Por vezes sentimos uma necessidade incontrolável de reviver o passado e quem o tenta fazer tem em mente dois motivos, por um lado corrigir ou mudar algo que considera errado ou ter feito mal e por outro lado voltar a experimentar sensações que lhe foram gratas e agradáveis.

 

É óbvio que só os pobres de espírito ou os tontos tentam reviver o passado para emendar desacertos cometidos! Os enganos passados corrigem-se no presente e no futuro e sobre estes dissertaremos num dia lá mais para a frente.

 

Foi com o segundo objectivo que um casal, entendamos por casal um homem e uma mulher, que ainda no início da segunda idade e sem razão que a tal motivasse decidiram ir visitar locais onde haviam passado bons momentos.

 

Tenho que descrever, ainda que de forma sintética e sob pena de me tornar aborrecido aos olhos dos caros leitores, este homem e esta mulher.

 

Do ponto de vista emotivo são ou estão num momento de estabilidade e maturação da relação. Gostam um do outro e da companhia que mutuamente se proporcionam, pelo que, não têm necessidade de relembrar a paixão passada para manter aquela que é a atração presente.

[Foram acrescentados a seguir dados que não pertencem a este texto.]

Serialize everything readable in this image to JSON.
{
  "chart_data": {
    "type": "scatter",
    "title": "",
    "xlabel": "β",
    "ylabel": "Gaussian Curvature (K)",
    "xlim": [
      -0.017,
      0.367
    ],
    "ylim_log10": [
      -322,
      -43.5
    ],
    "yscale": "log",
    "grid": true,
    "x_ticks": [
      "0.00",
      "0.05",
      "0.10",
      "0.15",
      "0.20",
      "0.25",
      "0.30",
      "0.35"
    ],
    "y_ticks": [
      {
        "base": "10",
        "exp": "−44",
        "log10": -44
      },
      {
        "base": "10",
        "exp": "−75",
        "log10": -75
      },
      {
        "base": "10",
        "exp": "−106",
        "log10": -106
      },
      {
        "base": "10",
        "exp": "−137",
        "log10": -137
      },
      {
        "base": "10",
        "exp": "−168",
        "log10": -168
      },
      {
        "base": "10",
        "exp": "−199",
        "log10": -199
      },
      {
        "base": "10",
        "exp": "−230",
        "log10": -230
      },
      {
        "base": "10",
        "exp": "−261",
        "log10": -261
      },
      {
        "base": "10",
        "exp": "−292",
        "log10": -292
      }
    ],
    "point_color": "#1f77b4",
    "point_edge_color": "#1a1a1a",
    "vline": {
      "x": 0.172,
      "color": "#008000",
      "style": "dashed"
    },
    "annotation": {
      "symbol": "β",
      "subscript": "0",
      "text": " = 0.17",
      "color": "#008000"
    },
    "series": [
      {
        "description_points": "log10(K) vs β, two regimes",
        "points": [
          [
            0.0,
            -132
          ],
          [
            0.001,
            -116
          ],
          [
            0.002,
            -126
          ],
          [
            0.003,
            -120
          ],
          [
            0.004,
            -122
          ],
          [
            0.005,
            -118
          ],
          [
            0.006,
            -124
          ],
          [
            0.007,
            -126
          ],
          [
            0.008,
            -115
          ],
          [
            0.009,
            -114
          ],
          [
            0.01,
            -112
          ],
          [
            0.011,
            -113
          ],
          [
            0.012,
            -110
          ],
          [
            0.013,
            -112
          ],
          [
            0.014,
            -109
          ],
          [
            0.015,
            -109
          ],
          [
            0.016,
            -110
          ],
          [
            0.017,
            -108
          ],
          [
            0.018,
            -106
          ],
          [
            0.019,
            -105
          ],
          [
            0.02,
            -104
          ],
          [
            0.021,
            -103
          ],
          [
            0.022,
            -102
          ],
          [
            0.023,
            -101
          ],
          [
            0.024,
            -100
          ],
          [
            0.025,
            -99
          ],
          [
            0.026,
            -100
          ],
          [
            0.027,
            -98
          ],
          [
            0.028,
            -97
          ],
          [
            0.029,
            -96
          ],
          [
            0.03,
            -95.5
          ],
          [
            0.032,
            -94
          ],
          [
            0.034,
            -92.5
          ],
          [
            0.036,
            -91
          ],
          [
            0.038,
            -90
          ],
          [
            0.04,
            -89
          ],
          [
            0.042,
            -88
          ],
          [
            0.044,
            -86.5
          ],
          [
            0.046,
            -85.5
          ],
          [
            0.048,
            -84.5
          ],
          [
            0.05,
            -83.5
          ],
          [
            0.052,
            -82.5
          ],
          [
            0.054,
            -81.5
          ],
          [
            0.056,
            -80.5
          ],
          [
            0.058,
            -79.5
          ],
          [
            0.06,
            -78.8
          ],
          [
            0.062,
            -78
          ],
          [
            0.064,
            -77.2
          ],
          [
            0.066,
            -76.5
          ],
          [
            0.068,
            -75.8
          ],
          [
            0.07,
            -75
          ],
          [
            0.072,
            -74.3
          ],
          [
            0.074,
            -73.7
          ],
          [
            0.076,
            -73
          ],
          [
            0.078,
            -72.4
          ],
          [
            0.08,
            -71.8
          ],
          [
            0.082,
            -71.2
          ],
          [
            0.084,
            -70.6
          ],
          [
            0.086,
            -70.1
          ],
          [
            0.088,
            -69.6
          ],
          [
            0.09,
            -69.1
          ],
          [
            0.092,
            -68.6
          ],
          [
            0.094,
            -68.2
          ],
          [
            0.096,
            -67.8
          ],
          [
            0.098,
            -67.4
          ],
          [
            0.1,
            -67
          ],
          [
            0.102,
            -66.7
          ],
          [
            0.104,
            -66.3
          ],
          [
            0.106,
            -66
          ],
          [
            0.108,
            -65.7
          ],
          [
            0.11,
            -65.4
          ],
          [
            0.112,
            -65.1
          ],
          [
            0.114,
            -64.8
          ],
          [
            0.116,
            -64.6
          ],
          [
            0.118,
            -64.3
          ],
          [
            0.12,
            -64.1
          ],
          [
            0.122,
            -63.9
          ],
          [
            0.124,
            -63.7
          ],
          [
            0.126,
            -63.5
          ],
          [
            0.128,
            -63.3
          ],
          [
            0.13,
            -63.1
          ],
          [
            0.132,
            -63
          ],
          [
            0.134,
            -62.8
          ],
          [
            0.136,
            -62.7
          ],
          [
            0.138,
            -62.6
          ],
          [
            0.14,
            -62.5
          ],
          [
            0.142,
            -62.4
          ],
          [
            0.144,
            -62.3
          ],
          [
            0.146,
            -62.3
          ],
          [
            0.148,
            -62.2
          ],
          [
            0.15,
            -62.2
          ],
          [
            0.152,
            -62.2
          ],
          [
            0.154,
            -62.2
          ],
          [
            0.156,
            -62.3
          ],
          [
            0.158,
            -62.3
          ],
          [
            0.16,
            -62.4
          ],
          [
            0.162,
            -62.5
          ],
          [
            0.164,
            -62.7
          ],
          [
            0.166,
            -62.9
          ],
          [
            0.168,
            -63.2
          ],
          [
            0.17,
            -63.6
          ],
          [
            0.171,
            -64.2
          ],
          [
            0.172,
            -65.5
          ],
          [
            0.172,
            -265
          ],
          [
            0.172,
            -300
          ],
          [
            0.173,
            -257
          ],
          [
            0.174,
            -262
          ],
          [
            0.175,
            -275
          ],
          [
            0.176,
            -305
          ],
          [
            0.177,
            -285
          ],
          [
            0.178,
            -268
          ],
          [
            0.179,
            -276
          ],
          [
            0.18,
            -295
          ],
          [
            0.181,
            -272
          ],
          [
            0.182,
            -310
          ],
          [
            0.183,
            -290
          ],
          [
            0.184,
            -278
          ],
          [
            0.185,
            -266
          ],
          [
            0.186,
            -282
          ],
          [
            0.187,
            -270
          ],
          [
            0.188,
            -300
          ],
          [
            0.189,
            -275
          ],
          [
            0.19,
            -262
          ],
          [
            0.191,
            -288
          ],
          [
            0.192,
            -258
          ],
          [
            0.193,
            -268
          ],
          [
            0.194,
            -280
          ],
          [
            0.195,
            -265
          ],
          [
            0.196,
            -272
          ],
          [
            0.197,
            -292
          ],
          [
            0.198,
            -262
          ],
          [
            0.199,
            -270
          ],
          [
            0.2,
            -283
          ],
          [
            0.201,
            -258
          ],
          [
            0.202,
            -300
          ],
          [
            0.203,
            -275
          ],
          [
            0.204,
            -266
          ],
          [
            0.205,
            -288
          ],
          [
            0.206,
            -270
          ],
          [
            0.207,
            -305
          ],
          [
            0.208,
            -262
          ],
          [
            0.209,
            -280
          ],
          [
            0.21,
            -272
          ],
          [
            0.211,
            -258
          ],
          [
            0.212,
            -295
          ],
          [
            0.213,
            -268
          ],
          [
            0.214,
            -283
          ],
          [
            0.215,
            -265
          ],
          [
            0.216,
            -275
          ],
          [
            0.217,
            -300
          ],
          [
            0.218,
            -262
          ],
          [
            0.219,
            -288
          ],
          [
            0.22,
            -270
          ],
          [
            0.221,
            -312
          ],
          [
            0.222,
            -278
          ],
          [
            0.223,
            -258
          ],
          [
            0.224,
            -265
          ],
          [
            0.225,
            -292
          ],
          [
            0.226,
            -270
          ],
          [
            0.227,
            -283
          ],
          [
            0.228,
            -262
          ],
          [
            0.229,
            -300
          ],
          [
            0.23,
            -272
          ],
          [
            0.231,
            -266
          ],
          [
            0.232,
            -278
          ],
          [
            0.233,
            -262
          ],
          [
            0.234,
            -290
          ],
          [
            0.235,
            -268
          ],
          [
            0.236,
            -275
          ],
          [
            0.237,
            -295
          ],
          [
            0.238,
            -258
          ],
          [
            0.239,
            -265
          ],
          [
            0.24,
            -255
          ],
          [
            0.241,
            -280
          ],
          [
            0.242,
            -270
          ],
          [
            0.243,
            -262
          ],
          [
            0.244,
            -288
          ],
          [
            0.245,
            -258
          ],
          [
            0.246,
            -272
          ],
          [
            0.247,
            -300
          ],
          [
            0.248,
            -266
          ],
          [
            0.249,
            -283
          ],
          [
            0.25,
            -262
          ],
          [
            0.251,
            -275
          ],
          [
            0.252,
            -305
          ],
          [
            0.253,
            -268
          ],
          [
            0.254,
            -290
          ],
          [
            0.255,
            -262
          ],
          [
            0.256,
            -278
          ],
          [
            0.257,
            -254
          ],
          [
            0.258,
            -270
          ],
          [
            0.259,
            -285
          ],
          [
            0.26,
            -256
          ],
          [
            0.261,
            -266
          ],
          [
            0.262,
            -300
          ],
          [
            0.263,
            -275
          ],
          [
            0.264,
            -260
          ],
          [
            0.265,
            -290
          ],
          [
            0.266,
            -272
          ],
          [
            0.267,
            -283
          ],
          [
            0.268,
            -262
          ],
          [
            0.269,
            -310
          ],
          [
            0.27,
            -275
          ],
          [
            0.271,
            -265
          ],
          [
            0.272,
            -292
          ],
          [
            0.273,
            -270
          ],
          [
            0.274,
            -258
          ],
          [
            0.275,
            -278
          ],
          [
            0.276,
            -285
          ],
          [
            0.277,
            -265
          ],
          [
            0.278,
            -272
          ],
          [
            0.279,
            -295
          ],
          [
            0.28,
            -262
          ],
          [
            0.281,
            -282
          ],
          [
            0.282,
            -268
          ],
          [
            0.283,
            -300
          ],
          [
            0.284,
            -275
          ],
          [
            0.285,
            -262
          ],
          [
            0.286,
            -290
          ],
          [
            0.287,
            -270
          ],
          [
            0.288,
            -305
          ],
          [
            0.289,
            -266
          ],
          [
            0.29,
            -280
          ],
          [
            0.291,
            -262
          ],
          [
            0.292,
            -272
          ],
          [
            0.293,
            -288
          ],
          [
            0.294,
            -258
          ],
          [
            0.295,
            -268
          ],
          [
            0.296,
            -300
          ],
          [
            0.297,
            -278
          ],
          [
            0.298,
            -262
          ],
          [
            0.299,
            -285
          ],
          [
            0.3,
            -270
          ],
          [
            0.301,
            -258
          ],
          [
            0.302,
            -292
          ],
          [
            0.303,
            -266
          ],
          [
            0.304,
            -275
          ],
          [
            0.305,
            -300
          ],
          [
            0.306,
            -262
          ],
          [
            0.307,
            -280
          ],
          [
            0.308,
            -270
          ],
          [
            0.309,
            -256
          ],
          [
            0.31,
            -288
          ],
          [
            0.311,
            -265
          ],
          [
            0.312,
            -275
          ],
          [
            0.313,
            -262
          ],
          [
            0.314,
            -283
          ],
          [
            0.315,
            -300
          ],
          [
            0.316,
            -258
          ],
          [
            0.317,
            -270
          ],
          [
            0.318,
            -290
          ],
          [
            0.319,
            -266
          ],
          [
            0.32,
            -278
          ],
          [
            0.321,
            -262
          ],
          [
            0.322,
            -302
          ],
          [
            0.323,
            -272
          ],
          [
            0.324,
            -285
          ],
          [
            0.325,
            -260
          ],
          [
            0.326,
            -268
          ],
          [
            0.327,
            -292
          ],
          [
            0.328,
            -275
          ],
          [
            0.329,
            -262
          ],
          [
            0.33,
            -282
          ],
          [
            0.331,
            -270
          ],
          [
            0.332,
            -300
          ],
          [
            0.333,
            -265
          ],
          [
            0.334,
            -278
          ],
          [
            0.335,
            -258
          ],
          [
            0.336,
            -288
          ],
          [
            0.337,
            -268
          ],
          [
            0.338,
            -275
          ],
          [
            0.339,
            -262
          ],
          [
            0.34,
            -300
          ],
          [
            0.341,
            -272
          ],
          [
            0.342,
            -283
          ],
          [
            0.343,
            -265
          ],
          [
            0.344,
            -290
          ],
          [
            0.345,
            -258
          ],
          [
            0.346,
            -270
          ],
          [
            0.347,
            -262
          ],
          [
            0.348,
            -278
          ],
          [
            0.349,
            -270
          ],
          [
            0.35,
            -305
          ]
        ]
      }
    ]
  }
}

No que concerne a aspectos materiais têm uma situação confortável que tem evoluído positivamente desde o tempo em que acabaram os estudos e podem dar-se a alguns pequenos luxos.

 

Na nossa história, como já foi dito estes dois seres pensaram ser interessante visitar alguns locais por onde tinham passado e que por um ou outro motivo mistificaram.

 

Empreenderam assim uma jornada de visitas aos locais do primeiro encontro, do primeiro sorriso, do primeiro beijo, de todos os primeiros que fazem parte da construção de uma relação. Visitaram também sítios onde desfrutaram da refeição perfeita, onde aquela bebida e não outra os marcou para a vida e de onde saíram para fazer amor pela primeira vez… Visitaram, revisitaram, viveram e reviveram…

 

Caras almas que tenham encetado já tal missão ou que algum dia se sintam tentados a faze-lo deixem-me dizer-vos que todos, ricos, pobres, religiosos ou agnósticos irão tentar algum dia mudar o passado ou pelo menos vão pensar nisso. Deixem-me que continue a relatar a saga destes destemidos viajantes ao passado e saberão qual o risco em que incorrem.

 

Estes entes, que percorreram de forma intensa o passado chegaram à conclusão que o mesmo era em tudo diferente do que imaginavam. Acabaram por destruir os mitos que alimentavam a sua alma e deixaram de perceber como ali haviam chegado, deixaram de saber porque hoje eram como são. Perderam-se, tornaram árido o passado que se apresentava como verdejante nas lembranças que eram partilhadas.

 

A verdade é que tudo evolui e o passado, bom ou mau, e neste caso era são, fica registado, gravado na memória daqueles que o viveram.

 

A verdade é que o passado é algo morto que perdura nas nossas fantasias. É por isso imutável e impossível de reviver.

 

Devemos como tal viver o presente para construir um passado grato e cheio de grandes memórias! Sobre o futuro hoje não escrevo porque este tema é mais complexo…

 

Todos queremos de uma forma ou de outra influenciar o que ai vem, mas assim como reviver o passado se apresenta impossível porque o mesmo é tão e somente o resultado das nossas memórias, controlar algo que ainda não aconteceu como seja o futuro também me parece irrealizável.